神经肽Y(NPY)的Y(5)受体被认为参与食欲的中枢调节。因此,该受体的拮抗剂已被作为治疗肥胖症的潜在治疗药物进行研究。已鉴定出一系列新型的强效且选择性的苯酰胺或联芳基脲NPY Y(5)受体拮抗剂。该系列中的四种代表性化合物,SCH 208639(N-[4-[(1,1-二甲基丁基)硫代]苯基]-2,2-二甲基丙酰胺)、SCH 430765(N-[[[3'-氟[1,1'-联苯]-4-基]氨基]羰基]-N-甲基-1-(甲基磺酰基)-4-哌啶胺)、SCH 488106(N-[[[3',5'-二氟[1,1'-联苯]-4-基]氨基]羰基]-N-甲基-1-[(5-甲基-3-吡啶基)羰基]-4-哌啶胺)和SCH 500946(N-[[[5-(3,5-二氟苯基)-2-吡嗪基]氨基]羰基]-N-甲基-1-(甲基磺酰基)-4-哌啶胺),在放射性配体结合试验中表现为竞争性拮抗剂,但在基于细胞的功能试验中表现出明显的不可逾越性拮抗作用。

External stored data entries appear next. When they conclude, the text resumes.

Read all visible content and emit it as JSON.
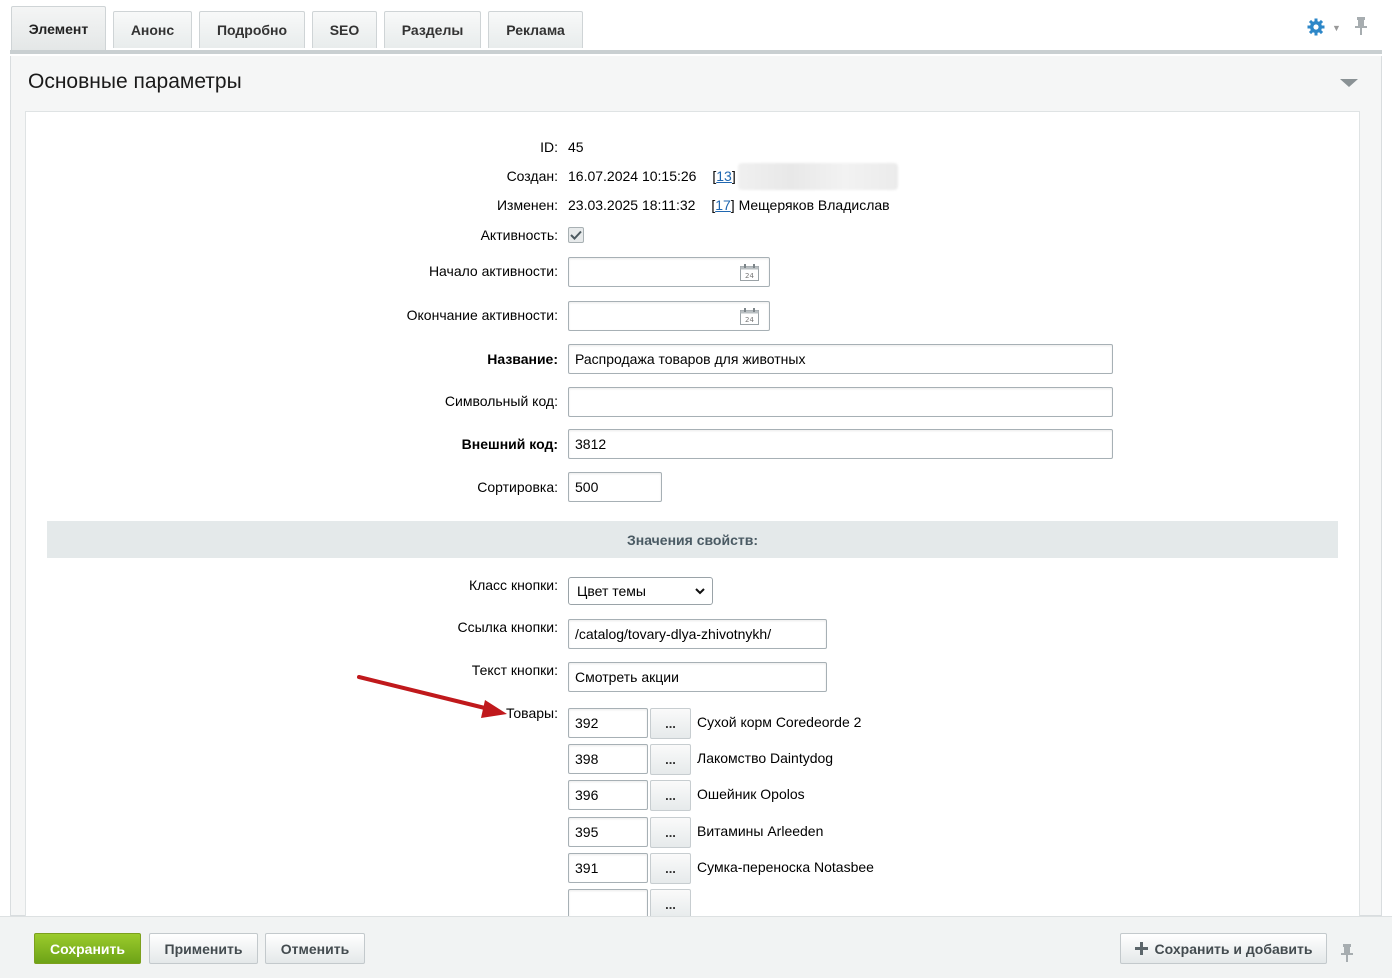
{
  "tabs": [
    {
      "label": "Элемент",
      "active": true
    },
    {
      "label": "Анонс"
    },
    {
      "label": "Подробно"
    },
    {
      "label": "SEO"
    },
    {
      "label": "Разделы"
    },
    {
      "label": "Реклама"
    }
  ],
  "toolbar": {
    "settings_icon": "gear-icon",
    "pin_icon": "pin-icon"
  },
  "section": {
    "title": "Основные параметры"
  },
  "fields": {
    "id": {
      "label": "ID:",
      "value": "45"
    },
    "created": {
      "label": "Создан:",
      "value": "16.07.2024 10:15:26",
      "user_id": "13",
      "bracket_open": "[",
      "bracket_close": "]"
    },
    "modified": {
      "label": "Изменен:",
      "value": "23.03.2025 18:11:32",
      "user_id": "17",
      "user_name": "Мещеряков Владислав",
      "bracket_open": "[",
      "bracket_close": "]"
    },
    "active": {
      "label": "Активность:",
      "checked": true
    },
    "active_from": {
      "label": "Начало активности:",
      "value": ""
    },
    "active_to": {
      "label": "Окончание активности:",
      "value": ""
    },
    "name": {
      "label": "Название:",
      "value": "Распродажа товаров для животных"
    },
    "code": {
      "label": "Символьный код:",
      "value": ""
    },
    "xml_id": {
      "label": "Внешний код:",
      "value": "3812"
    },
    "sort": {
      "label": "Сортировка:",
      "value": "500"
    }
  },
  "properties": {
    "header": "Значения свойств:",
    "button_class": {
      "label": "Класс кнопки:",
      "value": "Цвет темы"
    },
    "button_link": {
      "label": "Ссылка кнопки:",
      "value": "/catalog/tovary-dlya-zhivotnykh/"
    },
    "button_text": {
      "label": "Текст кнопки:",
      "value": "Смотреть акции"
    },
    "products": {
      "label": "Товары:",
      "browse_label": "...",
      "items": [
        {
          "id": "392",
          "name": "Сухой корм Coredeorde 2"
        },
        {
          "id": "398",
          "name": "Лакомство Daintydog"
        },
        {
          "id": "396",
          "name": "Ошейник Opolos"
        },
        {
          "id": "395",
          "name": "Витамины Arleeden"
        },
        {
          "id": "391",
          "name": "Сумка-переноска Notasbee"
        },
        {
          "id": "",
          "name": ""
        }
      ]
    }
  },
  "footer": {
    "save": "Сохранить",
    "apply": "Применить",
    "cancel": "Отменить",
    "save_and_add": "Сохранить и добавить"
  },
  "colors": {
    "accent_green": "#7fb51f",
    "link_blue": "#2067b0",
    "annotation_red": "#c0191c"
  }
}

这种明显的不可逾越性拮抗作用是由于受体解离速率缓慢而非共价结合,因为在拮抗剂暴露后通过大量洗涤细胞可以降低拮抗剂的作用。还开发了一种新型放射性配体[(35)S]SCH 500946,并用于表征这些拮抗剂与NPY Y(5)受体的相互作用。[(35)S]SCH 500946对NPY Y(5)受体具有高亲和力(K(d)=0.29 nM),结合动力学(k(on) 4.414 x 10(7) M(-)(1) min(-1);k(off) 0.009816 min(-1))证实该化合物从受体上缓慢解离。在竞争结合试验中,NPY未能完全取代[(35)S]SCH 500946,表明NPY和[(35)S]SCH 500946的结合位点不相同。这些数据表明,这些NPY Y(5)受体拮抗剂明显的不可逾越性拮抗作用既归因于受体解离速率缓慢,也归因于在与NPY不同的位点结合。